Demographic Data Analyzer - issues

Tell us what’s happening:
Hi,

I am at an endpoint. I am not sure what is broken or why. This is the error that I get. Please let me know how to fix this. I feel like I’m close but still far away.
raceback (most recent call last):
File “/opt/virtualenvs/python3/lib/python3.8/site-packages/pandas/core/ops/array_ops.py”, line 143, in na_arithmetic_op
result = expressions.evaluate(op, left, right)
File “/opt/virtualenvs/python3/lib/python3.8/site-packages/pandas/core/computation/expressions.py”, line 233, in evaluate
return _evaluate(op, op_str, a, b) # type: ignore
File “/opt/virtualenvs/python3/lib/python3.8/site-packages/pandas/core/computation/expressions.py”, line 68, in _evaluate_standard
return op(a, b)
TypeError: unsupported operand type(s) for /: ‘str’ and ‘str’

During handling of the above exception, another exception occurred:

Traceback (most recent call last):
File “main.py”, line 6, in
demographic_data_analyzer.calculate_demographic_data()
File “/home/runner/boilerplate-demographic-data-analyzer/demographic_data_analyzer.py”, line 38, in calculate_demographic_data
highest_earning_country_percentage = (highest_earning_country / df.groupby(‘native-country’).max()) * 100
File “/opt/virtualenvs/python3/lib/python3.8/site-packages/pandas/core/ops/init.py”, line 651, in f
new_data = self._combine_frame(other, na_op, fill_value)
File “/opt/virtualenvs/python3/lib/python3.8/site-packages/pandas/core/frame.py”, line 5870, in _combine_frame
new_data = ops.dispatch_to_series(self, other, _arith_op)
File “/opt/virtualenvs/python3/lib/python3.8/site-packages/pandas/core/ops/init.py”, line 275, in dispatch_to_series
bm = left._mgr.operate_blockwise(right._mgr, array_op)
File “/opt/virtualenvs/python3/lib/python3.8/site-packages/pandas/core/internals/managers.py”, line 364, in operate_blockwise
return operate_blockwise(self, other, array_op)
File “/opt/virtualenvs/python3/lib/python3.8/site-packages/pandas/core/internals/ops.py”, line 38, in operate_blockwise
res_values = array_op(lvals, rvals)
File “/opt/virtualenvs/python3/lib/python3.8/site-packages/pandas/core/ops/array_ops.py”, line 190, in arithmetic_op
res_values = na_arithmetic_op(lvalues, rvalues, op)
File “/opt/virtualenvs/python3/lib/python3.8/site-packages/pandas/core/ops/array_ops.py”, line 150, in na_arithmetic_op
result = masked_arith_op(left, right, op)
File “/opt/virtualenvs/python3/lib/python3.8/site-packages/pandas/core/ops/array_ops.py”, line 92, in masked_arith_op
result[mask] = op(xrav[mask], yrav[mask])
TypeError: unsupported operand type(s) for /: ‘str’ and ‘str’

Your code so far

        import pandas as pd


def calculate_demographic_data(print_data=True):
    # Read data from file
    df = pd.read_csv('adult.data.csv')

    # How many of each race are represented in this dataset?
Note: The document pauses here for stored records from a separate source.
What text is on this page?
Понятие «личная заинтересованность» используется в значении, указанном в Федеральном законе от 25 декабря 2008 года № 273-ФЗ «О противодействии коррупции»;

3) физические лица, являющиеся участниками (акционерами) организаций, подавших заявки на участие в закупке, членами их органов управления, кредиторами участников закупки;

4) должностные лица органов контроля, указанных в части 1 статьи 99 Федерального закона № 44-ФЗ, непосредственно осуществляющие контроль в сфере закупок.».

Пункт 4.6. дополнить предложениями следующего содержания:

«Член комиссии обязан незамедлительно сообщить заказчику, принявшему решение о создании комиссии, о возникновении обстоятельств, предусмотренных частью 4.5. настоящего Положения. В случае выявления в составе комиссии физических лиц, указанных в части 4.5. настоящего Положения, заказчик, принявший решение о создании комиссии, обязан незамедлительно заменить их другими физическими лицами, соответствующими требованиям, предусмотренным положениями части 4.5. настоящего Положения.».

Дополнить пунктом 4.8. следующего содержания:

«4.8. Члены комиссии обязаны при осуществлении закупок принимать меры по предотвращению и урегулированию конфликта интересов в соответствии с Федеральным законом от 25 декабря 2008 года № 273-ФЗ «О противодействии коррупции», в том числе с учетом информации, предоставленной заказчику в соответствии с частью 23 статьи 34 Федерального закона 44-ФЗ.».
This should be a Pandas series with race names as the index labels.
    race_count = df.groupby('race')['race'].count()

    # What is the average age of men?
    average_age_men = round(df[df['sex'] == 'Male']['age'].mean())

    # What is the percentage of people who have a Bachelor's degree?
    percentage_bachelors = round(df[df['education'] == 'Bachelors'].shape[0] / df.shape[0] * 100)
 
    # What percentage of people with advanced education (`Bachelors`, `Masters`, or `Doctorate`) make more than 50K?
    # What percentage of people without advanced education make more than 50K?
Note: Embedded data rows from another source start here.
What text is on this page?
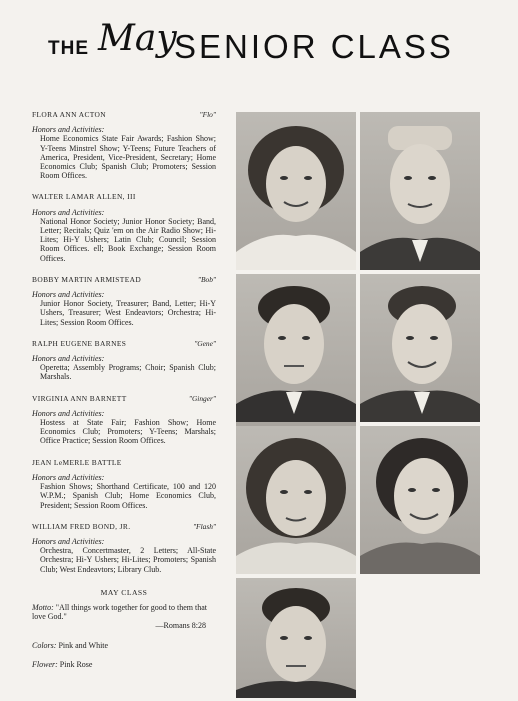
THE May
SENIOR CLASS
FLORA ANN ACTON	"Flo"
Honors and Activities:
Home Economics State Fair Awards; Fashion Show; Y-Teens Minstrel Show; Y-Teens; Future Teachers of America, President, Vice-President, Secretary; Home Economics Club; Spanish Club; Promoters; Session Room Offices.
WALTER LAMAR ALLEN, III
Honors and Activities:
National Honor Society; Junior Honor Society; Band, Letter; Recitals; Quiz 'em on the Air Radio Show; Hi-Lites; Hi-Y Ushers; Latin Club; Council; Session Room Offices. ell; Book Exchange; Session Room Offices.
BOBBY MARTIN ARMISTEAD	"Bob"
Honors and Activities:
Junior Honor Society, Treasurer; Band, Letter; Hi-Y Ushers, Treasurer; West Endeavtors; Orchestra; Hi-Lites; Session Room Offices.
RALPH EUGENE BARNES	"Gene"
Honors and Activities:
Operetta; Assembly Programs; Choir; Spanish Club; Marshals.
VIRGINIA ANN BARNETT	"Ginger"
Honors and Activities:
Hostess at State Fair; Fashion Show; Home Economics Club; Promoters; Y-Teens; Marshals; Office Practice; Session Room Offices.
JEAN LeMERLE BATTLE
Honors and Activities:
Fashion Shows; Shorthand Certificate, 100 and 120 W.P.M.; Spanish Club; Home Economics Club, President; Session Room Offices.
WILLIAM FRED BOND, JR.	"Flash"
Honors and Activities:
Orchestra, Concertmaster, 2 Letters; All-State Orchestra; Hi-Y Ushers; Hi-Lites; Promoters; Spanish Club; West Endeavtors; Library Club.
MAY CLASS
Motto: "All things work together for good to them that love God."
—Romans 8:28
Colors: Pink and White
Flower: Pink Rose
    # with and without `Bachelors`, `Masters`, or `Doctorate`
    higher_education = df[df['education'].isin(['Bachelors', 'Masters', 'Doctorate'])]
    lower_education = df[~df['education'].isin(['Bachelors', 'Masters', 'Doctorate'])]
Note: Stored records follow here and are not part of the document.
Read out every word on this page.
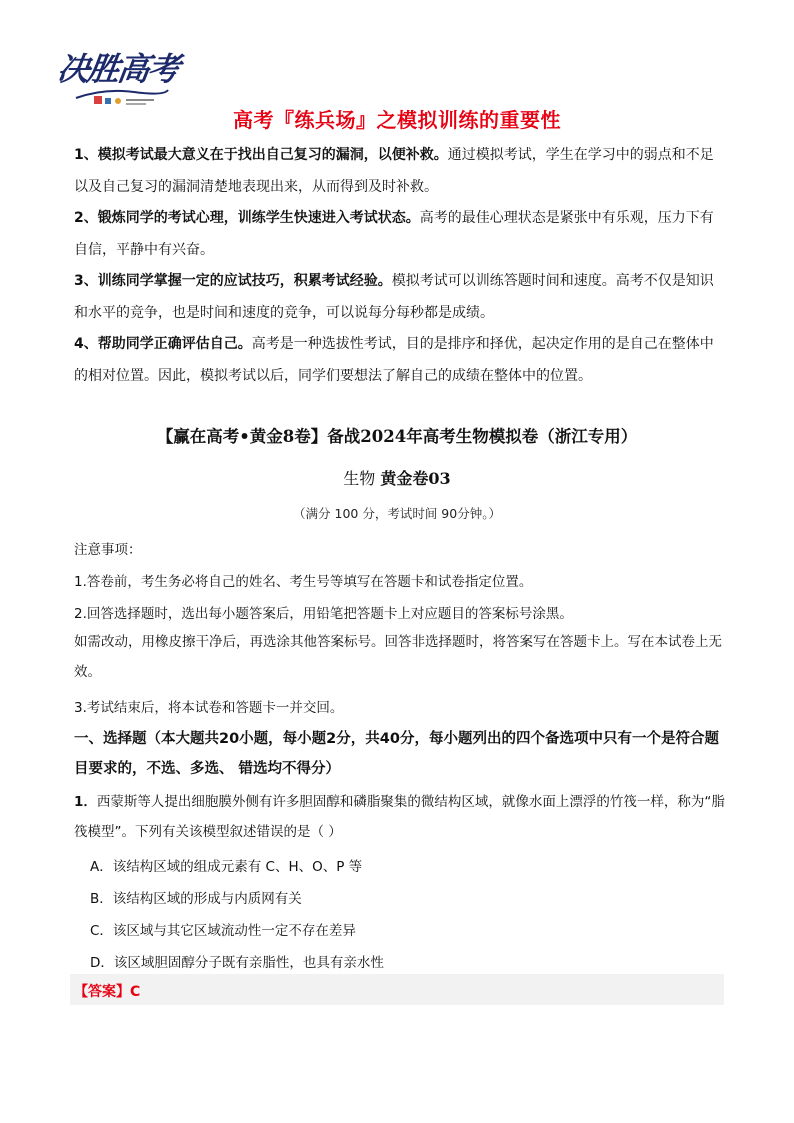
决胜高考
高考『练兵场』之模拟训练的重要性
1、模拟考试最大意义在于找出自己复习的漏洞，以便补救。通过模拟考试，学生在学习中的弱点和不足以及自己复习的漏洞清楚地表现出来，从而得到及时补救。
2、锻炼同学的考试心理，训练学生快速进入考试状态。高考的最佳心理状态是紧张中有乐观，压力下有自信，平静中有兴奋。
3、训练同学掌握一定的应试技巧，积累考试经验。模拟考试可以训练答题时间和速度。高考不仅是知识和水平的竞争，也是时间和速度的竞争，可以说每分每秒都是成绩。
4、帮助同学正确评估自己。高考是一种选拔性考试，目的是排序和择优，起决定作用的是自己在整体中的相对位置。因此，模拟考试以后，同学们要想法了解自己的成绩在整体中的位置。
【赢在高考•黄金8卷】备战2024年高考生物模拟卷（浙江专用）
生物 黄金卷03
（满分 100 分，考试时间 90分钟。）
注意事项：
1.答卷前，考生务必将自己的姓名、考生号等填写在答题卡和试卷指定位置。
2.回答选择题时，选出每小题答案后，用铅笔把答题卡上对应题目的答案标号涂黑。
如需改动，用橡皮擦干净后，再选涂其他答案标号。回答非选择题时，将答案写在答题卡上。写在本试卷上无效。
3.考试结束后，将本试卷和答题卡一并交回。
一、选择题（本大题共20小题，每小题2分，共40分，每小题列出的四个备选项中只有一个是符合题目要求的，不选、多选、 错选均不得分）
1．西蒙斯等人提出细胞膜外侧有许多胆固醇和磷脂聚集的微结构区域，就像水面上漂浮的竹筏一样，称为“脂筏模型”。下列有关该模型叙述错误的是（ ）
A．该结构区域的组成元素有 C、H、O、P 等
B．该结构区域的形成与内质网有关
C．该区域与其它区域流动性一定不存在差异
D．该区域胆固醇分子既有亲脂性，也具有亲水性
【答案】C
    # percentage with salary >50K
    higher_education_rich = higher_education[higher_education['salary'] == '>50K'].count() / higher_education.shape[0] * 100
    lower_education_rich = lower_education[lower_education['salary'] == '>50K'].count() / lower_education.shape[0] *100 

    # What is the minimum number of hours a person works per week (hours-per-week feature)?
    min_work_hours = round(df['hours-per-week'].min())

    # What percentage of the people who work the minimum number of hours per week have a salary of >50K?
    num_min_workers = df[df['hours-per-week'] == 1]['hours-per-week'].count()

    rich_percentage = df[(df['hours-per-week'] == 1) & (df['salary'] == '>50K')].shape[0] / num_min_workers

    # What country has the highest percentage of people that earn >50K?
    highest_earning_country = df[df['salary'] == '>50K'].groupby('native-country').max()
    highest_earning_country_percentage = (highest_earning_country / df.groupby('native-country').max()) * 100

    # Identify the most popular occupation for those who earn >50K in India.
    top_IN_occupation= df[(df['native-country'] == 'India') & (df['salary'] == '>50K')].groupby('occupation')['occupation'].count().max()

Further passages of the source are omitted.